Il GIUDICE DELL’ESECUZIONE Nel corso dell’esecuzione può verificarsi un fatto giuridico che incide “sull’efficacia giuridica del provvedimento” e conseguentemente idoneo ad impedire il regolare svolgimento delle attività ad essa riconducibili, dato che l’esecuzione incide su diritto di fondamentale importanza è necessario l’intervento di un giudice per dirimere le controversie che si possono determinare. Il giudice dell’esecuzione è chiamato a “conoscere dell’esecuzione” del provvedimento da eseguire, gli è quindi assegnata una competenze funzionale in ordine alla fase esecutiva; tale giudice può quindi effettuare in ogni momento un controllo sui provvedimenti emanati dal PM ed anche emanare direttamente il decreto di cumulo delle condanne o il provvedimento di computo della custodia cautelare e delle pene espiate senza titolo. Il giudice per l’esecuzione è in primo luogo il giudice che ha emesso il provvedimento (art. 665 c.p.p.) successivamente lo stesso articolo dispone criteri più specifici identici a quelli per l’individuazione del PM. Al giudice per l’esecuzione compete l’emanazione dei seguenti provvedimenti: A. Risolvere il conflitto pratico di giudicati (incompatibilità tra i comandi contenuti nelle sentenze

irrevocabili) art. 669 c.p.p. (deve sempre risolvere applicando il favor rei) B. Accertare che il provvedimento da eseguire manchi o sia ancora suscettibile di impugnazione

(deve dichiararlo con ordinanza) art. 670 c.p.p. C. Applicare la disciplina del concorso formale o del reato continuato nel caso di più sentenze o

decreti penali irrevocabili pronunciati da distinti procedimenti nei confronti della medesima persona a meno che la stessa non sia stata esclusa dal giudice della cognizione. Art. 671 c.p.p.

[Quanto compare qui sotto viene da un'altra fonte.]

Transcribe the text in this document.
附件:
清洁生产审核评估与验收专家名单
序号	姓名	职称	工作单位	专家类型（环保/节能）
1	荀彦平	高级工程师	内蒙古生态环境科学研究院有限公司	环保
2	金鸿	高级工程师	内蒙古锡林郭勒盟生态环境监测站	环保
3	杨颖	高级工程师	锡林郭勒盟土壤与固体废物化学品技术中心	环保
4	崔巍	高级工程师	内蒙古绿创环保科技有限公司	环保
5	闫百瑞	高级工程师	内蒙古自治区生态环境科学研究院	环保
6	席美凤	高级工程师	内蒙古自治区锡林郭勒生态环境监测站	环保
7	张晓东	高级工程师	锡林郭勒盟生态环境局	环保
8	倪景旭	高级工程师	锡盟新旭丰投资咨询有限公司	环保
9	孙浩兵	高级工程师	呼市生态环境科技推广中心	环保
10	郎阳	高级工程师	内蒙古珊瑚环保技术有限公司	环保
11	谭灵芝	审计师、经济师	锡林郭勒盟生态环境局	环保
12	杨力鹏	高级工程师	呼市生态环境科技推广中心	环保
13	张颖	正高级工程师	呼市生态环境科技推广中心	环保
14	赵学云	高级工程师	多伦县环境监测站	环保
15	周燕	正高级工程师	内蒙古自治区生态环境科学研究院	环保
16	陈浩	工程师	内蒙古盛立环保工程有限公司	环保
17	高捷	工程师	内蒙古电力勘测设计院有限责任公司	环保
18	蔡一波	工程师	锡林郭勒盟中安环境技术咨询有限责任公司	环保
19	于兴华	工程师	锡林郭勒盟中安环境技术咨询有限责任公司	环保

D. Applicazione dell’amnistia e dell’indulto art. 672, revoca della condanna se c’è abrogazione della norma penale art. 673

Il procedimento di esecuzione Il procedimento di esecuzione è un classico procedimento in camera di consiglio ispirato allo schema generale dell’art. 127 c.p.p., ma si contraddistingue essenzialmente per la presenza necessaria del pubblico ministero e del difensore e per la previsione di una possibile attività probatoria sempre nel rispetto del contraddittorio Art. 666 c.p.p. La magistratura di sorveglianza. Le attività di natura giurisdizionale espletabili in sede di esecuzione non competono unicamente al giudice dell’esecuzione dal momento che attività di tale natura sono compiute dalla magistratura di sorveglianza alla quale competono “quelle materie, facenti parte del diritto penale sostanziale e non di quello processuale, in cui prevalente appare il giudizio sulla funzionalità ed efficienza della pena in relazione al fine specifico della rieducazione del condannato”. Gli organi della magistratura di sorveglianza sono IL MAGISTRATO DI SORVEGLIANZA E IL TRIBUNALE DI SORVEGLIANZA. Il magistrato si sorveglianza, organo monocratico, provvede a funzioni di vigilanza sulla organizzazione degli istituti di prevenzione e pena, sovraintende all’esecuzione delle misure di sicurezza personali e provvede al riesame della pericolosità Il tribunale di sorveglianza , è un organo collegiale, competente in materia di affidamento in prova al servizio sociale, detenzione domiciliare, semilibertà, ecc. inoltre è tribunale di appello per le decisioni del magistrato di sorveglianza (artt. 677 e ss. C.p.p.).